La
revolución bolivariana desmejoró de una manera dramática el bienestar de la
población en Venezuela. ¿Cómo ocurrió?
Depresión económica de Venezuela Venezuela padece un desabastecimiento de alimentos
y medicinas, por una crisis industrial y la insuficiencia de divisas para
importar.
A partir de 2004 los países productores de materias
primas en América Latina disfrutaron una década de expansión, basada en un
incremento de sus precios, que aumentó el valor de las exportaciones y los ingresos del Estado, mejoró
los términos de intercambio, aceleró el ingreso nacional e impulsó la demanda
interna.
En Venezuela la aceleración del crecimiento se financió con una larga
bonanza petrolera y un endeudamiento público desbocado.
El sector privado quedó al margen de la expansión, porque
el Estado extendió el control sobre la economía.
La
fortaleza de la moneda desmejoró la competitividad de la industria y el control
de cambios la condenó a la obsolescencia tecnológica.
A pesar de la atrofia de la industria, en la época de
abundantes ingresos externos una alta proporción del creciente consumo de los hogares se satisfizo con las
importaciones.
Aunque los países exportadores de materias primas en la
región tuvieron un choque similar cuando cayeron sus precios entre 2012 y 2014, su impacto en Venezuela
excedió con creces el promedio de la región.
Este resultado se debió a que el gobierno no ahorró
durante el auge, dilapidó la renta petrolera, acrecentó el déficit fiscal (a 14% del PIB en 2016) y
aumentó la deuda del Estado.
Cuando cayeron los precios de los hidrocarburos, las
autoridades no pudieron desahorrar ni colocar deuda adicional para amortiguar el descenso del ingreso
nacional y sostener la demanda.
En consecuencia, la actividad económica se deprimió a
partir de 2014, con una
pérdida acumulada que podría llegar a 32% en 2017.
Con
la poca liquidez externa disponible, el gobierno privilegia el servicio de la
deuda pública sobre las importaciones.
La falta de materias primas y bienes intermedios
importados profundizan la depresión y agravan la escasez de alimentos y
medicinas. Por ello la
inflación se dispararía a 1.134% en 2017, estimulada por la financiación
monetaria del déficit fiscal.
De modo inevitable, con la depresión colapsó el bienestar
de la población. Entre
2012 y 2017, el PIB real por habitante disminuyó 35%, mientras que el salario
mínimo cayó 75% en términos reales, 88% en dólares y 86,7% en las calorías que
puede consumir. Como efecto de ello, la población pobre aumentó de 48% a 82%
del total entre 2014 y 2016. Al mismo tiempo, 74% de ella perdió de manera
involuntaria 8,6 kilogramos de peso en promedio, la mortalidad de los pacientes
se incrementó 10 veces y la infantil 100 veces.

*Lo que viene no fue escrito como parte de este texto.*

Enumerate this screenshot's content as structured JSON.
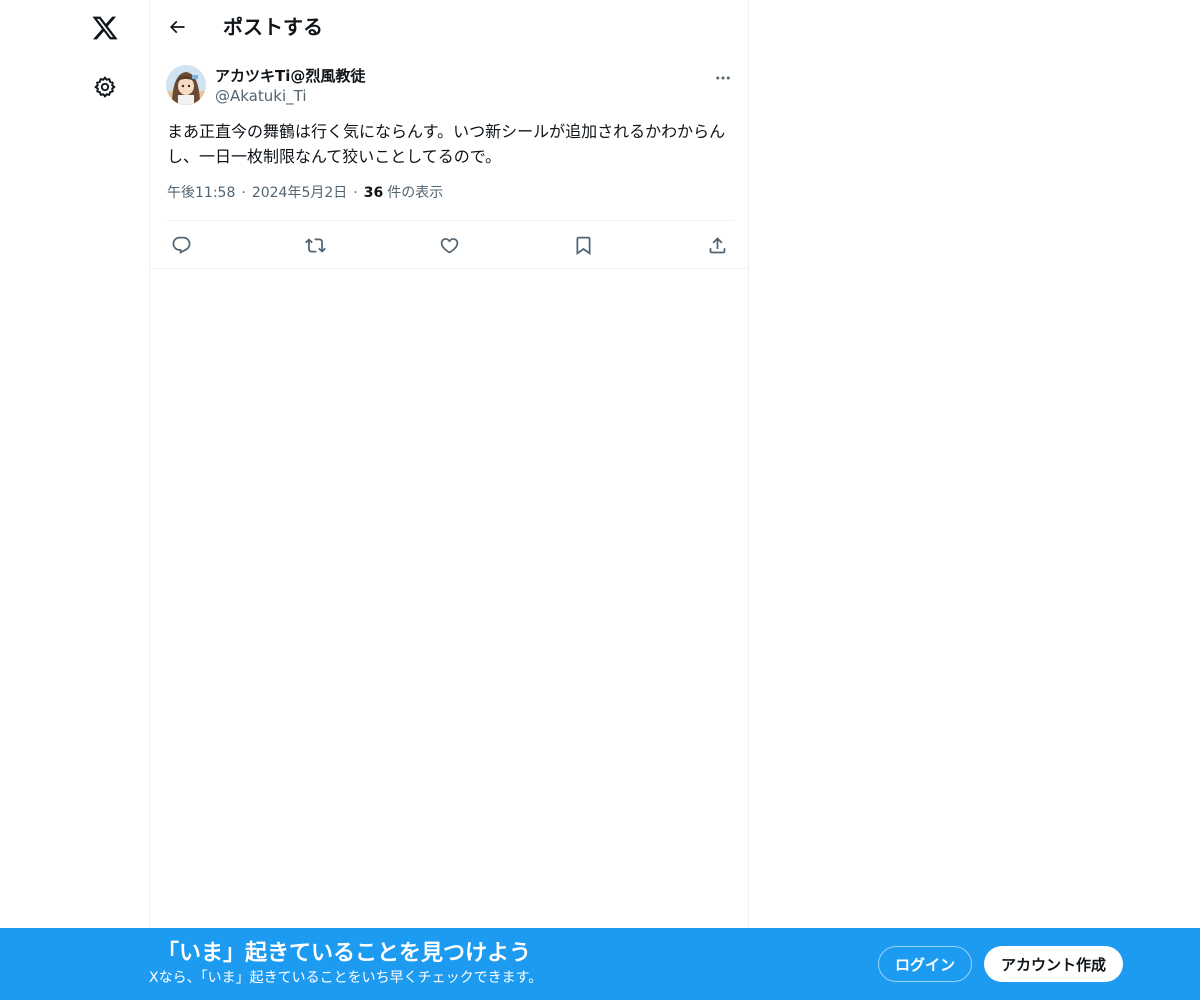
{
  "nav": {
    "logo_icon": "x-logo-icon",
    "settings_icon": "gear-icon"
  },
  "header": {
    "title": "ポストする",
    "back_icon": "arrow-left-icon"
  },
  "post": {
    "display_name": "アカツキTi@烈風教徒",
    "handle": "@Akatuki_Ti",
    "text": "まあ正直今の舞鶴は行く気にならんす。いつ新シールが追加されるかわからんし、一日一枚制限なんて狡いことしてるので。",
    "time": "午後11:58",
    "date": "2024年5月2日",
    "separator": "·",
    "views_count": "36",
    "views_label": "件の表示",
    "more_icon": "more-dots-icon"
  },
  "actions": [
    {
      "name": "reply",
      "icon": "reply-icon"
    },
    {
      "name": "repost",
      "icon": "repost-icon"
    },
    {
      "name": "like",
      "icon": "heart-icon"
    },
    {
      "name": "bookmark",
      "icon": "bookmark-icon"
    },
    {
      "name": "share",
      "icon": "share-icon"
    }
  ],
  "banner": {
    "title": "「いま」起きていることを見つけよう",
    "subtitle": "Xなら、「いま」起きていることをいち早くチェックできます。",
    "login_label": "ログイン",
    "signup_label": "アカウント作成"
  },
  "colors": {
    "accent": "#1d9bf0",
    "text_primary": "#0f1419",
    "text_secondary": "#536471",
    "border": "#eff3f4"
  }
}
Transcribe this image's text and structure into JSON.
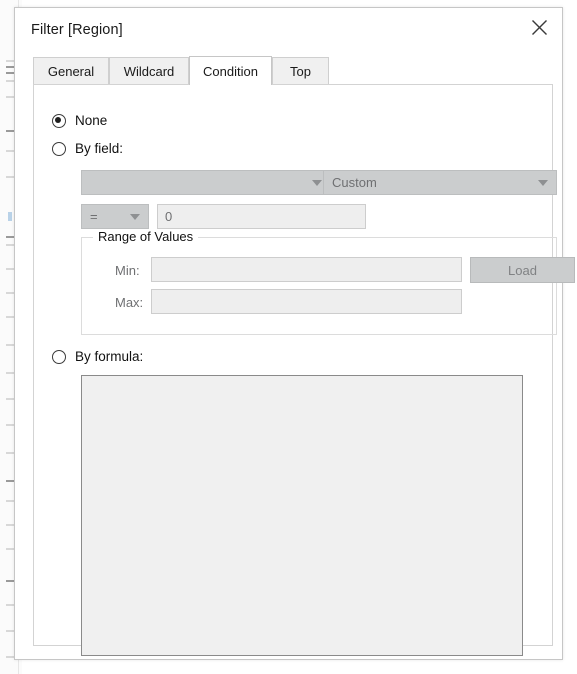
{
  "window": {
    "title": "Filter [Region]",
    "close_icon": "close-icon"
  },
  "tabs": [
    {
      "label": "General",
      "active": false
    },
    {
      "label": "Wildcard",
      "active": false
    },
    {
      "label": "Condition",
      "active": true
    },
    {
      "label": "Top",
      "active": false
    }
  ],
  "condition": {
    "options": [
      {
        "label": "None",
        "selected": true
      },
      {
        "label": "By field:",
        "selected": false
      },
      {
        "label": "By formula:",
        "selected": false
      }
    ],
    "field_dropdown": {
      "value": "",
      "arrow_icon": "chevron-down-icon"
    },
    "aggregate_dropdown": {
      "value": "Custom",
      "arrow_icon": "chevron-down-icon"
    },
    "operator_dropdown": {
      "value": "=",
      "arrow_icon": "chevron-down-icon"
    },
    "value_input": {
      "value": "0"
    },
    "range_group": {
      "title": "Range of Values",
      "min_label": "Min:",
      "min_value": "",
      "max_label": "Max:",
      "max_value": "",
      "load_button": "Load"
    },
    "formula_input": {
      "value": ""
    }
  },
  "colors": {
    "dialog_bg": "#ffffff",
    "disabled_control": "#cbcdce",
    "disabled_input": "#eeeeee",
    "disabled_text": "#6f7072",
    "tab_inactive": "#f0f0f0",
    "border": "#c6c6c6"
  }
}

Detener esta tragedia exige frenar la caída de la
actividad económica y la destrucción de capital, tanto físico como humano. Para lograrlo, es preciso
transformar las instituciones en unas que sean amigables con la iniciativa
privada y que instauren un marco sólido para el diseño y la implementación de
la política económica. Con ello se conseguiría devolverle al país la
confianza de los inversionistas, para ensanchar el acceso a los mercados
internacionales de capital y a los fondos de las instituciones multilaterales. El problema es que para lograrlo
quizá se requiera de una nueva revolución.